The marketable limit orders are already going to wholesalers but the retail limit orders can come back to the exchanges with the enhanced priority which will improve their time to execution. The zero commissions and how will impact those retail brokers and their order routing, I think they're going to continue to be very focused on execution quality.
In fact, in 2020 there's additional disclosure regime coming out around a rule called rule 606 that will demand more disclosure about routing practices which I think is a positive development. And there may be more scrutiny or focused on payment for order flow.
But this is why we are excited about retail priority. We think it's a win for retail brokers. It's a win for retail customers that they'll get a better trading outcome and we also look forward to bringing potentially in 2020 some newer type of functionality for institutional orders as well.
Owen, I just -- this is John.

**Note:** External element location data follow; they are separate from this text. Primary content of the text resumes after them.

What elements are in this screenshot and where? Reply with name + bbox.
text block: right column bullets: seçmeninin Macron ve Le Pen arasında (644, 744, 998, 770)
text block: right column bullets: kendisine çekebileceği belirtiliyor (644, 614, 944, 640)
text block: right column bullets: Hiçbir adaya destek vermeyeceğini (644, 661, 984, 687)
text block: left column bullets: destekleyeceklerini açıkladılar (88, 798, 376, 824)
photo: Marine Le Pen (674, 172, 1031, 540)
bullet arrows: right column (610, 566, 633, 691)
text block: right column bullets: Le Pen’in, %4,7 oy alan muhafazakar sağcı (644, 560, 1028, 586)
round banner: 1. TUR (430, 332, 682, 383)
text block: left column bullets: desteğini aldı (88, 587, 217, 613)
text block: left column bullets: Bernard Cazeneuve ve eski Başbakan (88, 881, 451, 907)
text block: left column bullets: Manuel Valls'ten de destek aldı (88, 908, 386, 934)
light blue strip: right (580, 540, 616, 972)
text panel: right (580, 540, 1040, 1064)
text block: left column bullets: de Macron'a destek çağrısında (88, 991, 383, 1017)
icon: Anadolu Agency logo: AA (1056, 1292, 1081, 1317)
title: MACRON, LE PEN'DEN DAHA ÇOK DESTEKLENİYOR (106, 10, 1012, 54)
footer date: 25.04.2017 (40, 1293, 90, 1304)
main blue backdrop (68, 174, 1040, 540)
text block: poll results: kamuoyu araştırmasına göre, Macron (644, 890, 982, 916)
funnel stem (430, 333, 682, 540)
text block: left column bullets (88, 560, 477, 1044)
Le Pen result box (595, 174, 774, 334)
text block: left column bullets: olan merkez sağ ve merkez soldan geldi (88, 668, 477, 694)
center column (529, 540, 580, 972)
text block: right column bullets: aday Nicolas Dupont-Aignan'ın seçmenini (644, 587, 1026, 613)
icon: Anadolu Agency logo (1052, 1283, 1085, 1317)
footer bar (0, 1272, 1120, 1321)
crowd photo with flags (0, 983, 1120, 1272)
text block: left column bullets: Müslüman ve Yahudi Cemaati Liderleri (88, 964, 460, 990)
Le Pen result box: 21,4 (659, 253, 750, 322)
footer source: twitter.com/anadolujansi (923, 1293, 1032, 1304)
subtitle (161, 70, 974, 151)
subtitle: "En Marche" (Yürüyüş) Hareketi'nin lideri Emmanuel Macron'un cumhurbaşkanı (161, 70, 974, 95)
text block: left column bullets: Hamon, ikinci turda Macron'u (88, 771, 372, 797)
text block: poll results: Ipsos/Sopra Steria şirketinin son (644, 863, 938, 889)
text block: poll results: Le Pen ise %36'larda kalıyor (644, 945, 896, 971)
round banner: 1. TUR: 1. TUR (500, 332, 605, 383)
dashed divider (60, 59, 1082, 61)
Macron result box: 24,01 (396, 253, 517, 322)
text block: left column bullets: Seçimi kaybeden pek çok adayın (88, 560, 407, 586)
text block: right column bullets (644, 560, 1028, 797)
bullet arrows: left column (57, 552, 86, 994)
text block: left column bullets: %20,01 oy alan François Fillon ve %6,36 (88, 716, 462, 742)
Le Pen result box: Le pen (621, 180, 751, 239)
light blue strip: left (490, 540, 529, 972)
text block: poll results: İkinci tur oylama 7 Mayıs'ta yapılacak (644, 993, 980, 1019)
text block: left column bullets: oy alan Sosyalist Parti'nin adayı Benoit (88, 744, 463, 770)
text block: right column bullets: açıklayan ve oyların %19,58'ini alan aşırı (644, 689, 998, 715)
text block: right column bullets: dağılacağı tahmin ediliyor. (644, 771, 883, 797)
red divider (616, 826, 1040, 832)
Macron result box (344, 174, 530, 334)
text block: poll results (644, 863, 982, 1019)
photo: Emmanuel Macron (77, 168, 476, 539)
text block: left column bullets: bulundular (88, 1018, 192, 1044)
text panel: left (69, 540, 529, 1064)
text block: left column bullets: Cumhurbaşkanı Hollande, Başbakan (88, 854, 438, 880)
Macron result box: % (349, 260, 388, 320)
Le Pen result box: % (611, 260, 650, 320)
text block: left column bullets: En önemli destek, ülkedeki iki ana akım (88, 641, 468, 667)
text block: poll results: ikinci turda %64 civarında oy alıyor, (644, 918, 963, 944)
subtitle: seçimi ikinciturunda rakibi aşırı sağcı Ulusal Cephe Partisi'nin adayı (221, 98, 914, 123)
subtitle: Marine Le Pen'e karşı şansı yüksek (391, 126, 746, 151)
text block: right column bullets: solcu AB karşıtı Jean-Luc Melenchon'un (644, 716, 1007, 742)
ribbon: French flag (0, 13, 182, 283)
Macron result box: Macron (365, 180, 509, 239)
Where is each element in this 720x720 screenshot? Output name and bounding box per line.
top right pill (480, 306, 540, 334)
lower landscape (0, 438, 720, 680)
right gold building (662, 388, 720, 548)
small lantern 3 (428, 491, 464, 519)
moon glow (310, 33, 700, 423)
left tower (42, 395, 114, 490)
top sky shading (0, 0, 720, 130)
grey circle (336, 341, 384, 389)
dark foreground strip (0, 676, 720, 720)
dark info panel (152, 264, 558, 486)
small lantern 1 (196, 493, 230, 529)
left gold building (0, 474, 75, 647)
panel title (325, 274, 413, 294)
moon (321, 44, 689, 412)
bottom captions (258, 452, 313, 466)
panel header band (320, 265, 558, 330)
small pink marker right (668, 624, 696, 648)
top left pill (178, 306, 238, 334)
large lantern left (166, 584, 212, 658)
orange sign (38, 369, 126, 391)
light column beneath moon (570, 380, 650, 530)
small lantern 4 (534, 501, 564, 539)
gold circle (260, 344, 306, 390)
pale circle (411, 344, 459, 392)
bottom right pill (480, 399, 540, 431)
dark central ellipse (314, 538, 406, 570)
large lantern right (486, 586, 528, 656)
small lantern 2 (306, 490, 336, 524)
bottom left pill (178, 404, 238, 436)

I just I'd add it's a great points by Chris and I think a high level the way we think about this trend playing out. It's sort of a natural progression and it is a step zero is quite an absolute number. So, it takes people by surprise.
But if you wind the clock back 10 years 15 years, this has been going on. And we were sort of we meeting exchanges broadly, we were some of the first to feel the impact of competitive pressures. And our execution fees and equities have come down quite dramatically to a point where that's not the really the crux of economic conversation with the retail brokers.
More to Chris's point, it's around execution quality. Because if you're getting compensated through basically monetizing the bid-as spread, you have to make absolutely sure that your customers aren't in some way being disadvantaged.
So, you have to have the right algorithms in place, you have to have the right data to back up that analysis, and that's where we really help about the retail brokers. They're great friends of ours overall. They're democratizing finance that should grow the pie and that's what we like to see over time.
Thank you very much, that's very helpful.
Thank you. And as there are no more questions to present, now I would like to return the floor to management for any closing comments.
Thanks. The second bit of call this morning. We appreciate your time and continued interest in Cboe Global Markets.
Thank you. The conference has now concluded. Thank you for attending today's presentation. You may now disconnect your lines.